From: Peter Zijlstra
Date: Tue May 22 2018 - 07:38:13 EST


On Tue, May 22, 2018 at 10:29:29AM +0100, Tvrtko Ursulin wrote:
>
> On 22/05/18 10:05, Peter Zijlstra wrote:
> > On Mon, May 21, 2018 at 10:25:49AM +0100, Tvrtko Ursulin wrote:
> > > From: Tvrtko Ursulin <tvrtko.ursulin@xxxxxxxxx>
> > >
> > > For situations where sysadmins might want to allow different level of
> > > of access control for different PMUs, we start creating per-PMU
> > > perf_event_paranoid controls in sysfs.
> >
> > Could you explain how exactly this makes sense?
> >
> > For example, how does it make sense for one PMU to reveal kernel data
> > while another PMU is not allowed.
> >
> > Once you allow one PMU to do so, the secret is out.
> >
> > So please explain, in excruciating detail, how you want to use this and
> > how exactly that makes sense from a security pov.
>
> Not sure it will be excruciating but will try to explain once again.
>
> There are two things:
>
> 1. i915 PMU which exports data such as different engine busyness levels.
> (Perhaps you remember, you helped us implement this from the perf API
> angle.)

Right, but I completely forgot everything again.. So thanks for
reminding.

> 2. Customers who want to look at those stats in production.
>
> They want to use it to answer questions such as:
>
> a) How loaded is my server and can it take one more of X type of job?
> b) What is the least utilised video engine to submit the next packet of work
> to?
> c) What is the least utilised server to schedule the next transcoding job
> on?

On the other hand, do those counters provide enough information for a
side-channel (timing) attack on GPGPU workloads? Because, as you say, it
is a shared resource. So if user A is doing GPGPU crypto, and user B is
observing, might he infer things from the counters?

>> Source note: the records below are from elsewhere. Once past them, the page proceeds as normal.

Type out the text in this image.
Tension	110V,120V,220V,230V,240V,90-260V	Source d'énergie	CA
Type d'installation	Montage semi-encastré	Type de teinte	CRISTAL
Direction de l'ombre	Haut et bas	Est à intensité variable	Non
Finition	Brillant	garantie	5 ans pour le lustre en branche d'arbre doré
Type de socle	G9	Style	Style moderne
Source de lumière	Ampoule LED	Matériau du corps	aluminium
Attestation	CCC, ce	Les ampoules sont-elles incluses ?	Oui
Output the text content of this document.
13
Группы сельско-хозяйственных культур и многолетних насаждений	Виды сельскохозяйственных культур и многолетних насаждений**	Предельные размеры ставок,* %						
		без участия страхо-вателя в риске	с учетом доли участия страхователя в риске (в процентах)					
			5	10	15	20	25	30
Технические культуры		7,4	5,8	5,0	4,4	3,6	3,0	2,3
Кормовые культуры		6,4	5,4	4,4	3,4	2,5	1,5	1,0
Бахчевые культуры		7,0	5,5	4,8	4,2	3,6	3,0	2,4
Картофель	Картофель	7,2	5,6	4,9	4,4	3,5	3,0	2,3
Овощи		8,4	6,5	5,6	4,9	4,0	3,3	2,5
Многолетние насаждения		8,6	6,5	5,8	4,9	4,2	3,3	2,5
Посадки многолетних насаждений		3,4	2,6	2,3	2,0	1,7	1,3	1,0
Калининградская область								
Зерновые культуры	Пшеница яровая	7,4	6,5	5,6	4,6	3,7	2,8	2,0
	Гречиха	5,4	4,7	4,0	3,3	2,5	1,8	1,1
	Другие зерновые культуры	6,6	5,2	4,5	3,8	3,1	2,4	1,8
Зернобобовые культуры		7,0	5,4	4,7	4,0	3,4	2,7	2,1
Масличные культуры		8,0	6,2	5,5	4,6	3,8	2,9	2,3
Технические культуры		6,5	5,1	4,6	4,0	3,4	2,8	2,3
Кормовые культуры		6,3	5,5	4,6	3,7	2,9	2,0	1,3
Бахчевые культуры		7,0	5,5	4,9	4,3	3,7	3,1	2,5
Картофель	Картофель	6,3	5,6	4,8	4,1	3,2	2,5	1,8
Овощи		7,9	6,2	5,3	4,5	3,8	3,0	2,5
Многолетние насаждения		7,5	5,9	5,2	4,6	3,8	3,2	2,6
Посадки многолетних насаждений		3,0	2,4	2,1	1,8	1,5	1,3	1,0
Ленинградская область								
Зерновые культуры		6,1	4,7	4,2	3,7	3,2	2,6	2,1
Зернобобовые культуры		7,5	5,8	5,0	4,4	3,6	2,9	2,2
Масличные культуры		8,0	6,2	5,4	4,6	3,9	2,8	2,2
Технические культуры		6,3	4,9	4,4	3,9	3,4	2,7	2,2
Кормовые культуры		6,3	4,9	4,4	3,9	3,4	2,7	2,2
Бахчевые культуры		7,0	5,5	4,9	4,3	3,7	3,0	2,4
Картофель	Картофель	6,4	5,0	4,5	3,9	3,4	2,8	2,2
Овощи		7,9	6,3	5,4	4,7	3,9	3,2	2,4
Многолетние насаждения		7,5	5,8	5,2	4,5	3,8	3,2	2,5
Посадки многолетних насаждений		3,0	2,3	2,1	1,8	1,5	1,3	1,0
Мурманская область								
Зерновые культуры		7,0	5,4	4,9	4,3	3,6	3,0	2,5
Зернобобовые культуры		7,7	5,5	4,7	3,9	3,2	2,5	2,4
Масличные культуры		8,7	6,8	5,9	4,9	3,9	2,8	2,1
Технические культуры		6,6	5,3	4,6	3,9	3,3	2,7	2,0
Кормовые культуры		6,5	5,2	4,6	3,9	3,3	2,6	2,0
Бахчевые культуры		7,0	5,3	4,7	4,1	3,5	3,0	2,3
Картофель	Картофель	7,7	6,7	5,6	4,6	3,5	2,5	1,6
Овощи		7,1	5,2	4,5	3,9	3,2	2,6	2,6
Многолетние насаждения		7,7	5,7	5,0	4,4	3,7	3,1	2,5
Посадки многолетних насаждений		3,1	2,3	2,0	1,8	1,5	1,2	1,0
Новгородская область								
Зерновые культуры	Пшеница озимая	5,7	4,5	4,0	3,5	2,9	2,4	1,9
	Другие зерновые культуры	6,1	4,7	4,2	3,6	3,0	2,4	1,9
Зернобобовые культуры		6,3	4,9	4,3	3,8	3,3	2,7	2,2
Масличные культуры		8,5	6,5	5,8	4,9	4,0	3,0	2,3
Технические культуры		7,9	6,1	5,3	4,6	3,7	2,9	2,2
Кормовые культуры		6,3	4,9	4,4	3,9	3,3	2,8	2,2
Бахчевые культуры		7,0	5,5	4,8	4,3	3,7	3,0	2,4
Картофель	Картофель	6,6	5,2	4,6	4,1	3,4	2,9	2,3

> Current option for them is to turn off the global paranoid setting which
> then enables unprivileged access to _all_ PMU providers.

Right.

> To me it sounded quite logical that it would be better for the paranoid knob
> to be more fine-grained, so that they can configure their servers so only
> access to needed data is possible.

The proposed semantics are a tad awkward though, the moment you prod at
the sysctl you loose all individual PMU settings. Ideally the per-pmu
would have a special setting that says follow-global in addition to the
existing ones.

> I am not sure what do you mean by "Once you allow one PMU to do so, the
> secret is out."? What secret? Are you implying that enabling unprivileged
> access to i915 engine busyness data opens up access to CPU PMU's as well via
> some side channel?

It was not i915 specific; but if you look at the descriptions:

* perf event paranoia level:
* -1 - not paranoid at all
* 0 - disallow raw tracepoint access for unpriv
* 1 - disallow cpu events for unpriv
* 2 - disallow kernel profiling for unpriv

Then the moment you allow some data to escape, it cannot be put back.
i915 is fairly special in that (afaict) it doesn't leak kernel specific
data

In general I think allowing access to uncore PMUs will leak kernel data.
Thus in general I'm fairly wary of all this.

Is there no other way to expose this information? Can't we do a
traditional load-avg like thing for the GPU?